Das ist der Ansatzpunkt für van der Heijdens Roman, und dieser ist – mit Ausnahme des Zusammentreffens von Maddox und Woodehouse – alles andere als fiktiv. Wer sich noch an die Zeit Ende der 1960er Jahre bis zur Handlungszeit des Romans erinnert oder sich für Prominentenklatsch interessiert, wird möglicherweise schon ahnen, um wen es hier geht. Zwar werden die Namen der beiden selbst nicht genannt, die der Personen in ihrem Umfeld aber sehr wohl, so daß keine Zweifel möglich sind. Ich bin zwar der Überzeugung, daß es der Lektüre nicht schadet, die Namen zu kennen und ggf. sogar über die betreffenden Ereignisse selbst andernorts (noch) einmal nachzulesen, aber für den Fall, daß sich jemand lieber davon überraschen lassen möchte, setze ich die Echtnamen mal in diesen Spoiler:
Remo Woodehouse = Roman Polanski
Scott Maddox = Charles Manson
Zu verfolgen, wie sich die beiden in ihren Gesprächen beim Putzen einander annähern, zuerst gegenseitig ihre Identität aufdecken, sich dann mit ihrer eigentlichen Verbindung beschäftigen, das war hochinteressant. Woodehouse will von Maddox Antworten, eine Erklärung, Motive und Gründe. Er will verstehen, warum ausgerechnet seine hochschwangere Frau das Opfer sein mußte. Maddox bleibt meist ausweichend, zieht sich auf eine Ideologie zurück, von der man manches Mal nicht weiß, ob er sie ernst meint oder als Stolperfalle auslegt. Meistenteils sind seine Äußerungen eigentlich wahnhaft, und läßt man sich als Leser darauf ein, so droht man fast selbst irre daran zu werden. Und natürlich scheut Maddox nicht davor zurück, Remos Delikt gegen diesen auszuspielen. Scheinen die beiden anfänglich mit ihren Annäherungen und Entfernungen ein Menuett zu absolvieren, so umkreisen sie sich schließlich wie zwei Raubtiere, die den geeigneten Moment suchen, dem jeweils anderen an die Kehle zu gehen, und das durchaus im wörtlichen Sinn.

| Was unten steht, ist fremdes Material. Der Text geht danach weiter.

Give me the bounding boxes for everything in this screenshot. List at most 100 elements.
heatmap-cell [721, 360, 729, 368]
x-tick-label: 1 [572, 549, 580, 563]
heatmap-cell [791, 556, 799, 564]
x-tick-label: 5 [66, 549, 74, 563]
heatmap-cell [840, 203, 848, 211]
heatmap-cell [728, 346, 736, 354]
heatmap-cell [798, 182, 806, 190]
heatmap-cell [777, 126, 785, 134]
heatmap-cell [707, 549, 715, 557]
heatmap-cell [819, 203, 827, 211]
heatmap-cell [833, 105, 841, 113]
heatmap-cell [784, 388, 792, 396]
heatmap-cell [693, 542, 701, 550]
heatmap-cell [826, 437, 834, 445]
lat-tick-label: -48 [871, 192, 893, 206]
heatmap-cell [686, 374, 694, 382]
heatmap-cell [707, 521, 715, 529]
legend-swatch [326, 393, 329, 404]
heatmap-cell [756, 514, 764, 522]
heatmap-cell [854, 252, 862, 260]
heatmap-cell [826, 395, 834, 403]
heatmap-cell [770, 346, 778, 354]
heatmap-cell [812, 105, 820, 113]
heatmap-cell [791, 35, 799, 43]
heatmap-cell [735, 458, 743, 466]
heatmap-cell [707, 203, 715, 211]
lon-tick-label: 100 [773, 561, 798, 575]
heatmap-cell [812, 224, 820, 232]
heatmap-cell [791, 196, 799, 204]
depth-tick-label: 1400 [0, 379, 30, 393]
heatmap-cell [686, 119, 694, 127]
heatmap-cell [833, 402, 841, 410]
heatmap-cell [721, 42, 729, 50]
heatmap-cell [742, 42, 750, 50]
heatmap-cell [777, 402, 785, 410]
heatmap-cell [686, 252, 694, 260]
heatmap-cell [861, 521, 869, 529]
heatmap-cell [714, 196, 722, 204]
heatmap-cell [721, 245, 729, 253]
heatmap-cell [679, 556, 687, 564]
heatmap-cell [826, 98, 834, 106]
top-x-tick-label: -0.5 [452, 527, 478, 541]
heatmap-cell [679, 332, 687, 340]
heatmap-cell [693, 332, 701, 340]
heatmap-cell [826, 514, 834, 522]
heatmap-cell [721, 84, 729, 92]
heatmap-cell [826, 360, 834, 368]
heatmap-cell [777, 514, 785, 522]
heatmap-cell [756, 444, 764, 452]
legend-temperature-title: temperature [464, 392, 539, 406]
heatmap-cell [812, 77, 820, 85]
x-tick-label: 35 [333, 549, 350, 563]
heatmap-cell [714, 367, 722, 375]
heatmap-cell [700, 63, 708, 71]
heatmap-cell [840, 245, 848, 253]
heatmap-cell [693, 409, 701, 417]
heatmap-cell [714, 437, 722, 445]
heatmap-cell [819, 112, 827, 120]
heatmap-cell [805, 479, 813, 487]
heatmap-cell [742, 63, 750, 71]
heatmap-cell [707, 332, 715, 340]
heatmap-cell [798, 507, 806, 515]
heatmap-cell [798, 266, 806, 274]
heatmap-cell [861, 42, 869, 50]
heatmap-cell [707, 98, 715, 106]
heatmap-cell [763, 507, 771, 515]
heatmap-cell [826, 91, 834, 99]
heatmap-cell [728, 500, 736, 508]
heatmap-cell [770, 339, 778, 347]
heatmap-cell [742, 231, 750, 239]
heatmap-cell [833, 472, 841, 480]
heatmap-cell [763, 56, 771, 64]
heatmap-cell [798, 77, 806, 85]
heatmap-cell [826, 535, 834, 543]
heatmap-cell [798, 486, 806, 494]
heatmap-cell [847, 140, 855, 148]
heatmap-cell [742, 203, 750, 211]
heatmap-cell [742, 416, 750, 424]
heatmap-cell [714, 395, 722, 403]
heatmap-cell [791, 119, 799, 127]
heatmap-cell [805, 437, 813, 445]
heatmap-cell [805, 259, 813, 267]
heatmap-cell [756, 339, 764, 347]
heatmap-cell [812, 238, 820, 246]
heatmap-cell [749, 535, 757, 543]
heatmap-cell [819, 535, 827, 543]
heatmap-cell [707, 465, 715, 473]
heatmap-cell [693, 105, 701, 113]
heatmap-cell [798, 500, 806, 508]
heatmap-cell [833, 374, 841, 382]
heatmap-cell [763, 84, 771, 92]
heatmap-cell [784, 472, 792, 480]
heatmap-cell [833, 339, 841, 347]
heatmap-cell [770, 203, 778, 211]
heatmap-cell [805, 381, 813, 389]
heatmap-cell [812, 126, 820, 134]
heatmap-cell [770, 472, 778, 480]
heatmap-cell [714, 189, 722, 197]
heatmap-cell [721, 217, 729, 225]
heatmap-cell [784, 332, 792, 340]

Das hat seinen Grund auch darin, daß sie sich in vielem ähnlicher sind, als sie sich selbst eingestehen, vielleicht auch nur verstehen, denn beide fühlen sich in ihren Ideen und ihrem „Handwerk“ verkannt und kompensieren dies mit Handlungen und vor allem mit Menschen, denen sie sich überlegen fühlen können, gegenüber denen sie Macht ausüben können.

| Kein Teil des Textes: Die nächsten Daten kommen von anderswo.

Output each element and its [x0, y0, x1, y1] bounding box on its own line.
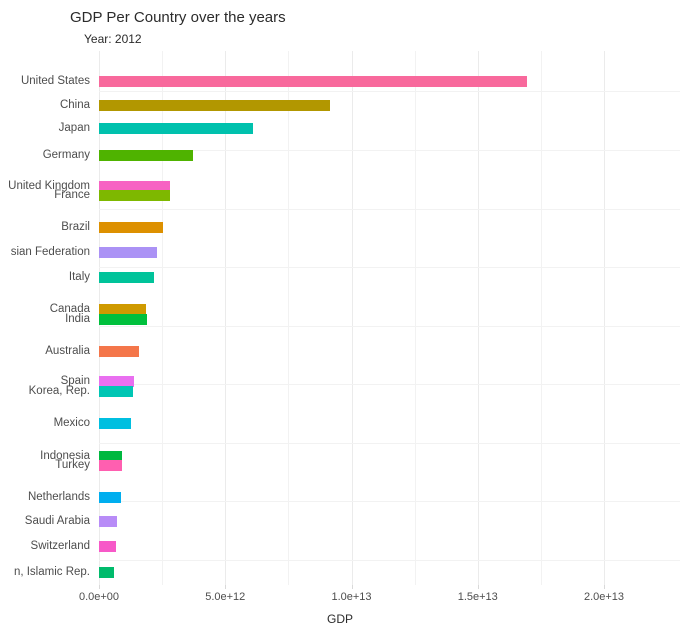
- y-axis-tick-label: Saudi Arabia: [24, 515, 90, 527]
- x-axis-title: GDP: [326, 612, 353, 626]
- bar[interactable]: [99, 123, 254, 134]
- bar[interactable]: [99, 190, 170, 201]
- gridline-horizontal: [99, 384, 680, 385]
- gridline-horizontal: [99, 150, 680, 151]
- gridline-vertical: [604, 51, 605, 585]
- gridline-vertical: [477, 51, 479, 585]
- bar[interactable]: [99, 150, 193, 161]
- bar[interactable]: [99, 418, 132, 429]
- bar[interactable]: [99, 451, 122, 462]
- gridline-horizontal: [99, 560, 680, 561]
- bar[interactable]: [99, 460, 122, 471]
- gridline-horizontal: [99, 443, 680, 444]
- gridline-vertical-minor: [288, 51, 290, 585]
- y-axis-tick-label: Spain: [60, 375, 90, 387]
- x-axis-tickmark: [225, 585, 227, 589]
- x-axis-tick-label: 1.5e+13: [457, 591, 498, 603]
- x-axis-tick-label: 5.0e+12: [205, 591, 246, 603]
- gridline-horizontal: [99, 501, 680, 502]
- y-axis-tick-label: United Kingdom: [8, 180, 90, 192]
- gridline-vertical-minor: [540, 51, 542, 585]
- y-axis-tick-label: Canada: [49, 303, 90, 315]
- x-axis-tickmark: [604, 585, 605, 589]
- chart-subtitle: Year: 2012: [84, 32, 142, 46]
- y-axis-tick-label: Netherlands: [27, 491, 90, 503]
- y-axis-tick-label: Korea, Rep.: [28, 385, 90, 397]
- y-axis-tick-label: France: [54, 189, 90, 201]
- bar[interactable]: [99, 76, 527, 87]
- gridline-horizontal: [99, 326, 680, 327]
- bar[interactable]: [99, 181, 170, 192]
- y-axis-tick-label: United States: [20, 75, 90, 87]
- bar[interactable]: [99, 314, 147, 325]
- bar[interactable]: [99, 272, 155, 283]
- x-axis-tickmark: [477, 585, 479, 589]
- y-axis-tick-label: India: [65, 313, 90, 325]
- bar[interactable]: [99, 492, 121, 503]
- x-axis-tick-label: 1.0e+13: [331, 591, 372, 603]
- gridline-horizontal: [99, 91, 680, 92]
- bar[interactable]: [99, 376, 135, 387]
- y-axis-tick-label: Mexico: [53, 417, 90, 429]
- bar[interactable]: [99, 541, 116, 552]
- y-axis-tick-label: Japan: [58, 122, 90, 134]
- y-axis-tick-label: Germany: [42, 149, 90, 161]
- chart-title: GDP Per Country over the years: [70, 9, 286, 26]
- y-axis-tick-label: China: [59, 99, 90, 111]
- bar[interactable]: [99, 516, 117, 527]
- y-axis-tick-label: Turkey: [55, 459, 90, 471]
- bar[interactable]: [99, 346, 139, 357]
- gridline-vertical-minor: [162, 51, 164, 585]
- bar[interactable]: [99, 100, 331, 111]
- bar[interactable]: [99, 247, 158, 258]
- bar[interactable]: [99, 386, 134, 397]
- gridline-horizontal: [99, 267, 680, 268]
- bar[interactable]: [99, 567, 114, 578]
- gridline-vertical-minor: [414, 51, 416, 585]
- x-axis-tickmark: [99, 585, 100, 589]
- y-axis-tick-label: n, Islamic Rep.: [13, 566, 90, 578]
- bar[interactable]: [99, 222, 163, 233]
- y-axis-tick-label: sian Federation: [10, 246, 90, 258]
- y-axis-tick-label: Brazil: [61, 221, 90, 233]
- y-axis-tick-label: Switzerland: [30, 540, 90, 552]
- y-axis-tick-label: Italy: [68, 271, 90, 283]
- y-axis-tick-label: Australia: [45, 345, 90, 357]
- y-axis-tick-label: Indonesia: [40, 450, 90, 462]
- gridline-horizontal: [99, 209, 680, 210]
- x-axis-tick-label: 2.0e+13: [583, 591, 625, 603]
- x-axis: 0.0e+00 5.0e+12 1.0e+13 1.5e+13 2.0e+13: [79, 585, 680, 615]
- y-axis: United States China Japan Germany United Kin…: [0, 51, 95, 585]
- gridline-vertical: [351, 51, 353, 585]
- gridline-vertical: [225, 51, 227, 585]
- x-axis-tick-label: 0.0e+00: [78, 591, 120, 603]
- x-axis-tickmark: [351, 585, 353, 589]
- plot-panel: [99, 51, 680, 585]
- bar[interactable]: [99, 304, 146, 315]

Während van der Heijden Maddox von außen präsentiert, durch die Gespräche mit Remo sowie durch die Gedanken des Wärter Spiros Agraphiotis, erlebt man Woodehouse auch von innen. Zwei Aufenthalte in Isolationszellen bieten dafür besonderen Raum, denn hier bleibt Remo nichts als seine Gedanken, mit denen er sein Leben und vor allem jene Bluttat, die er selbst in London weilend nicht miterlebt hat, Revue passieren läßt. Dies gipfelt in einem beeindruckenden Abschnitt, der zwar sehr beklemmend aber gleichzeitig ungeheuer einfühlsam war. Ich könnte mir aber vorstellen, daß sehr emotionale Leser, und darunter vielleicht besonders Mütter, dies nicht mehr unter einem rein literarischen Aspekt lesen können, denn van der Heijden läßt Remo sich während eines Aufenthaltes in der Iso-Zelle in seinen ungeborenen Sohn hineinversetzen, um aus dieser Perspektive den letzten Tag zu durchleben, einschließlich der 20 Minuten, die er im Bauch seiner bereits toten Mutter noch überlebt hat.

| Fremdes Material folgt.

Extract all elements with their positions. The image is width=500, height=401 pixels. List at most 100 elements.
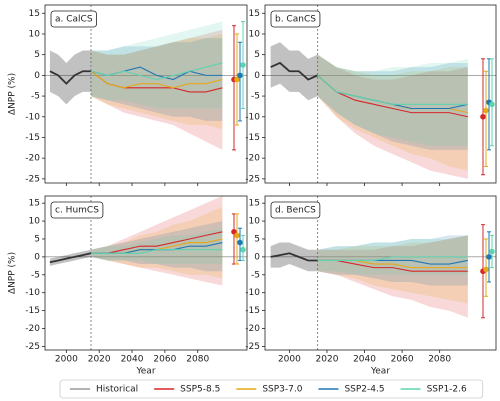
y-tick-label: 15 — [249, 199, 260, 209]
y-tick-label: -15 — [25, 306, 40, 316]
uncertainty-band — [317, 54, 468, 146]
y-tick-label: -10 — [25, 288, 40, 298]
y-tick-label: -20 — [245, 324, 260, 334]
title-box — [50, 10, 97, 28]
series-line — [90, 231, 223, 254]
series-line — [49, 252, 92, 264]
x-tick-label: 2040 — [353, 355, 376, 365]
legend-frame — [59, 379, 484, 399]
plot-area — [265, 5, 496, 183]
x-tick-label: 2020 — [88, 355, 111, 365]
end-point — [237, 72, 243, 79]
y-tick-label: -25 — [25, 342, 40, 352]
y-tick-label: -5 — [251, 270, 260, 280]
end-point — [489, 248, 495, 255]
axes-frame — [44, 4, 248, 184]
legend-label: Historical — [96, 385, 138, 395]
series-line — [317, 259, 468, 272]
y-tick-label: -20 — [25, 154, 40, 164]
uncertainty-band — [317, 54, 468, 150]
legend-label: SSP1-2.6 — [427, 385, 467, 395]
y-tick-label: -25 — [245, 342, 260, 352]
uncertainty-band — [90, 21, 223, 109]
y-tick-label: 0 — [34, 71, 40, 81]
series-line — [90, 70, 223, 89]
y-tick-label: -5 — [31, 270, 40, 280]
y-tick-label: -25 — [25, 174, 40, 184]
uncertainty-band — [317, 54, 468, 179]
y-tick-label: 5 — [254, 234, 260, 244]
series-line — [317, 74, 468, 105]
y-tick-label: 10 — [249, 29, 261, 39]
x-tick-label: 2020 — [316, 355, 339, 365]
end-point — [486, 254, 492, 260]
uncertainty-band — [49, 50, 91, 105]
title-box — [270, 201, 321, 219]
y-tick-label: -5 — [251, 92, 260, 102]
uncertainty-band — [317, 235, 468, 318]
y-tick-label: -10 — [245, 288, 260, 298]
legend-label: SSP3-7.0 — [262, 385, 302, 395]
end-point — [234, 76, 240, 83]
y-tick-label: 0 — [254, 252, 260, 262]
axes-frame — [264, 195, 497, 351]
uncertainty-band — [90, 206, 223, 279]
series-line — [49, 70, 91, 85]
end-point — [480, 113, 486, 120]
title-box — [270, 10, 321, 28]
uncertainty-band — [317, 235, 468, 275]
y-tick-label: -10 — [245, 112, 260, 122]
end-point — [489, 101, 495, 108]
x-tick-label: 2060 — [153, 355, 176, 365]
x-tick-label: 2060 — [391, 355, 414, 365]
y-tick-label: 15 — [29, 199, 40, 209]
end-point — [237, 239, 243, 246]
series-line — [317, 74, 468, 118]
end-point — [234, 232, 240, 239]
uncertainty-band — [90, 33, 223, 130]
x-tick-label: 2000 — [55, 355, 78, 365]
series-line — [270, 61, 318, 81]
y-tick-label: -5 — [31, 92, 40, 102]
title-box — [50, 201, 104, 219]
x-tick-label: 2080 — [428, 355, 451, 365]
series-line — [317, 256, 468, 262]
end-point — [240, 62, 246, 68]
panel-title: c. HumCS — [55, 206, 99, 216]
y-tick-label: -20 — [25, 324, 40, 334]
end-point — [483, 266, 489, 273]
y-tick-label: -15 — [25, 133, 40, 143]
y-tick-label: 0 — [254, 71, 260, 81]
x-axis-label: Year — [135, 367, 155, 377]
end-point — [240, 246, 246, 253]
y-tick-label: -20 — [245, 154, 260, 164]
end-point — [483, 107, 489, 114]
x-tick-label: 2080 — [186, 355, 209, 365]
y-tick-label: 5 — [34, 234, 40, 244]
y-axis-label: ΔNPP (%) — [8, 73, 18, 115]
axes-frame — [264, 4, 497, 184]
y-tick-label: -15 — [245, 306, 260, 316]
series-line — [270, 252, 318, 262]
uncertainty-band — [317, 235, 468, 304]
x-tick-label: 2000 — [278, 355, 301, 365]
axes-frame — [44, 195, 248, 351]
y-tick-label: 10 — [29, 217, 41, 227]
panel-title: b. CanCS — [275, 15, 316, 25]
uncertainty-band — [90, 29, 223, 150]
x-axis-label: Year — [370, 367, 390, 377]
y-tick-label: 10 — [29, 29, 41, 39]
series-line — [90, 249, 223, 254]
x-tick-label: 2040 — [121, 355, 144, 365]
y-tick-label: 0 — [34, 252, 40, 262]
y-tick-label: 5 — [34, 50, 40, 60]
uncertainty-band — [317, 54, 468, 171]
legend-label: SSP5-8.5 — [180, 385, 220, 395]
uncertainty-band — [270, 242, 318, 272]
legend: Historical SSP5-8.5 SSP3-7.0 SSP2-4.5 SSP1-2… — [59, 379, 484, 399]
y-tick-label: 10 — [249, 217, 261, 227]
y-tick-label: -25 — [245, 174, 260, 184]
plot-area — [45, 196, 247, 350]
panel-title: a. CalCS — [55, 15, 93, 25]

Das Zusammentreffen von Maddox und Woodehouse ist im übrigen natürlich kein Zufall. Nachgeholfen hat dabei just jener Spiros Agraphiotis, der in der Anstalt als Wärter arbeitet und der seinerseits inkognito unterwegs ist, dessen Identität sich aber im Verlaufe des Romans aufklärt. Dieser Agraphiotis fungiert auch im Gefängnis als Strippenzieher, indem er immer wieder dafür sorgt, daß die Putzkolonne nicht auseinandergerissen wird. Daß er es dann auch ist, der dem Regisseur am Ende hilft, die USA zu verlassen und damit dem titelgebenden Scherbengericht zu entgehen, das man über diesen abzuhalten droht, ist dabei angesichts seiner eigenen Herkunft nur konsequent, denn schließlich war der Ostrazismus im antiken Griechenland oftmals Auslöser für eine Verbannung aus der Polis.
Der Roman ist Teil des Zyklus
Homo Duplex, auf Deutsch bereits erschienen sind noch
Die Movo-Tapes und
Treibsand urbar machen, van der Heijden will aber die Bände erst in eine verbindliche Reihenfolge bringen, wenn sie alle geschrieben sind, lediglich
Die Movo-Tapes sind schon als Band 0 gesetzt. Dessen Kenntnis ist aber, so mein Eindruck, für die Lektüre des
Scherbengerichts nicht notwendig, man wird wohl vor allem die Abschnitte mit Agraphiotis als Erzähler anders lesen. Verblüffenderweise habe ich hier einerseits das Gefühl, daß der Roman angesichts seines Inhalts viel dicker gewesen sein müßte, sich andererseits aber so schnell und sogar spannend las, daß er mir deutlich dünner vorkam. Dergleichen passiert mir bei derart dicken Romanen ausgesprochen selten und die Übersetzung von Helga van Beuningen dürfte daran keinen unerheblichen Anteil haben. Ein grandioses Werk und brillant erzählt!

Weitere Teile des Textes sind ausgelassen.